Best laptops and tablets for college-bound graduates
The best grad gift is the device they’ll use every day, and the right one depends on whether they need a laptop, a tablet, or both.

High school graduation is the moment when gift-giving gets serious. When average published 2025-26 tuition and fees run $11,950 at public four-year in-state colleges, $31,880 at public four-year out-of-state colleges, and $4,150 at public two-year in-district colleges, the smartest present is often infrastructure, not indulgence. TechRadar’s take is the right one: a great laptop and/or tablet is essential for college-bound grads, and the market now splits cleanly into budget Chromebooks, midrange Windows laptops, premium ultraportables, 2-in-1s, and gaming rigs.
1. MacBook Air, the safest all-around laptop

If you want one gift that is easy to hand over and hard to regret, this is it. Apple’s current MacBook Air education pricing starts from $999, and the company says students, teachers and staff can access education pricing with verification for college-student discounts. That makes it the cleanest premium pick for the grad who needs a dependable laptop for papers, slides, Zoom calls and everyday campus life.

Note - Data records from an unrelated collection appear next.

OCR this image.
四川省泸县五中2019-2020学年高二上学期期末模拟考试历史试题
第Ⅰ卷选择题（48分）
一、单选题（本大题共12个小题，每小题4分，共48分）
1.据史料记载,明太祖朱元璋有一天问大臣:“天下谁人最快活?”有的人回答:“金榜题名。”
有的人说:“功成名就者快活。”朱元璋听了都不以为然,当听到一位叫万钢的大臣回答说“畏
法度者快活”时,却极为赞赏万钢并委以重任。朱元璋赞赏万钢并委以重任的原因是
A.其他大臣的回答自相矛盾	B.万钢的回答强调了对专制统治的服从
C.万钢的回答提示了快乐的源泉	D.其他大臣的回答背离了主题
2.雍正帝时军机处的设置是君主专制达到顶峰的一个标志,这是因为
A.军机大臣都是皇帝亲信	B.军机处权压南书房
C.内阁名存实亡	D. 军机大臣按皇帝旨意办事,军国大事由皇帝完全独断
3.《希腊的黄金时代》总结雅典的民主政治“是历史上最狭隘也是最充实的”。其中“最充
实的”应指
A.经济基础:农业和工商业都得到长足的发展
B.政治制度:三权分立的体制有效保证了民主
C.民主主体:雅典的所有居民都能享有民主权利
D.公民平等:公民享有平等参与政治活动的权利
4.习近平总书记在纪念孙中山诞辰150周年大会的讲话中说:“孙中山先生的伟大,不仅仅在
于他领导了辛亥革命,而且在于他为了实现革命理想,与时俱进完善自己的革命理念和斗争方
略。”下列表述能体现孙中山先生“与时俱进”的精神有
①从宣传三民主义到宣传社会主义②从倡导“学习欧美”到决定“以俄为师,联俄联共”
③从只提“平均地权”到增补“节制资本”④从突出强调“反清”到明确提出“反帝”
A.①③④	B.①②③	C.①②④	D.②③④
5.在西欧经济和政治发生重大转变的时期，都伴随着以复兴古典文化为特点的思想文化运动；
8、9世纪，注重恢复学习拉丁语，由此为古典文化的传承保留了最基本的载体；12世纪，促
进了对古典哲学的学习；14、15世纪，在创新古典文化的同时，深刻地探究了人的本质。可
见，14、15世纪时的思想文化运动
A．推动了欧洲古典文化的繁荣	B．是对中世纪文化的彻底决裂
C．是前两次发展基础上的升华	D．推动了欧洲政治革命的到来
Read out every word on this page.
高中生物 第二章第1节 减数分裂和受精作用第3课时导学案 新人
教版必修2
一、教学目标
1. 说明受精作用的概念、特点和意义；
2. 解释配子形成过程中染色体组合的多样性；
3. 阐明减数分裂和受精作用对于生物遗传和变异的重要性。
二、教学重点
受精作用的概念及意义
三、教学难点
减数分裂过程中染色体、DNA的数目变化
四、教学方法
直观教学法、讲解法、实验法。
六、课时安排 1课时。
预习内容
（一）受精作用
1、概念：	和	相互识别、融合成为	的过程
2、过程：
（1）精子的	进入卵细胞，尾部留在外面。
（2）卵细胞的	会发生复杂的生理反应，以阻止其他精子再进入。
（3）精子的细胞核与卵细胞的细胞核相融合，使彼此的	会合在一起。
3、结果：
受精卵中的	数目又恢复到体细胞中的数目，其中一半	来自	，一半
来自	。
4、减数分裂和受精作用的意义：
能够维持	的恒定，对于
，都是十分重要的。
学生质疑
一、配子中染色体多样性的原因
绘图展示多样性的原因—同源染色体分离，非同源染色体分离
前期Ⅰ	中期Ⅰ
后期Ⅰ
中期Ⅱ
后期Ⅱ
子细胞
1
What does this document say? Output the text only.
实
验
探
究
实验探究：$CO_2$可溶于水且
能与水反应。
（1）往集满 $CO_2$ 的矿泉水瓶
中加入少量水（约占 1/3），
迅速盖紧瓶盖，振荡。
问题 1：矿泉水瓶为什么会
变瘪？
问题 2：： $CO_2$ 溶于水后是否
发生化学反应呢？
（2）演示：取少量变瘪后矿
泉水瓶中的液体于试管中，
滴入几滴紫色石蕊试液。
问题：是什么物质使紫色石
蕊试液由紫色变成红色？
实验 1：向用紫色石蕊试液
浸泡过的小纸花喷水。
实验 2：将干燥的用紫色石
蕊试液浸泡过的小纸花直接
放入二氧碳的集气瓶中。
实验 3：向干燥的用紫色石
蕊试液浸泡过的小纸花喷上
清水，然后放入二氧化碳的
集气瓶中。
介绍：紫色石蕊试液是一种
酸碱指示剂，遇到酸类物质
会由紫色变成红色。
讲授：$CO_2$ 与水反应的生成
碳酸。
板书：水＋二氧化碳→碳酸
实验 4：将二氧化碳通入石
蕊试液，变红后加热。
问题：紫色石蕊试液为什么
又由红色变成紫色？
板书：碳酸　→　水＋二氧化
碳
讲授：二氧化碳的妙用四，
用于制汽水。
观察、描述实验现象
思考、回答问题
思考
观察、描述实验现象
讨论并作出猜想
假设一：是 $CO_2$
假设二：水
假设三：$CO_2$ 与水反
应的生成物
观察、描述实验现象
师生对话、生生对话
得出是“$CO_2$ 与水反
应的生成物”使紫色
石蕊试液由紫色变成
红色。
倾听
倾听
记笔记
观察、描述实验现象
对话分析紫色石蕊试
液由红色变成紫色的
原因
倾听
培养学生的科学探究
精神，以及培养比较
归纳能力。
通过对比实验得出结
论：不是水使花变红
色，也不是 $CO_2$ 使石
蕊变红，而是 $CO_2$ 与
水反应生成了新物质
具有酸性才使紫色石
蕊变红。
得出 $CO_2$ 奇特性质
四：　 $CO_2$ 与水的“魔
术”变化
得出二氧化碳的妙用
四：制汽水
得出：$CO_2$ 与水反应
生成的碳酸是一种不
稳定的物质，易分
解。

2. iPad, the smartest tablet for lecture-heavy majors
A tablet earns its place when the student is more likely to annotate PDFs than run heavy software. Apple says education pricing is available for students, teachers and staff, and an iPad is the right move for the grad who wants a lighter bag, fast note-taking, and a screen that can handle reading, sketching and couch-level studying without lugging a full laptop everywhere.
3. Windows 11 laptop with student promos, the best value play
This is the pick for the family that wants maximum utility from every dollar. Microsoft says its Education Store offers student discounts on laptops, PCs, Microsoft 365, Office and more, and its college offer promotions can add more than $500 in added value for eligible U.S. students buying select Windows 11 PCs. If the student needs Windows-specific software, or simply wants the biggest bundle advantage, this is where the deal gets meaningfully better.
4. Budget Chromebook, the no-drama choice for basic campus work
Not every student needs a machine that can do everything. For the grad whose life will live in Google Docs, email and browser tabs, a Chromebook still makes sense, especially when current college guides keep it in the budget lane for a reason. It is the practical pick for students who want to spend less because the rest of college already costs enough, and it pairs especially well with lower-cost paths like community college, where the average published tuition and fees are $4,150 at public two-year in-district schools.
5. Premium ultraportable or 2-in-1, the best daily-carry upgrade
This is where spending more actually changes how a student uses the machine. Current 2026 college-laptop guides keep premium ultralights and 2-in-1s in the conversation because they are the laptops that disappear into a backpack, then become the device used in class, in the library and on a dorm desk at midnight. If the graduate will carry it across campus every day, the nicer hinge, lighter build and better all-day feel are not luxuries, they are quality-of-life upgrades.
6. Gaming rig, only for the student who will truly use it
A gaming laptop is still a valid college gift, but it is the most specialized option in the group. It belongs with the grad whose dorm life includes real gaming, heavier creative work, or software that benefits from extra power, not the student who just needs to write essays and stream shows. That is why it ranks last here: it is excellent for the right person, and wildly excessive for everyone else.
The bigger shift is simple. College gifts are no longer about novelty, they are about making the first year easier, lighter and more functional from day one. In a season when tuition is already demanding and enrollment is still strong, the best graduation present is the one that quietly earns its keep every single day.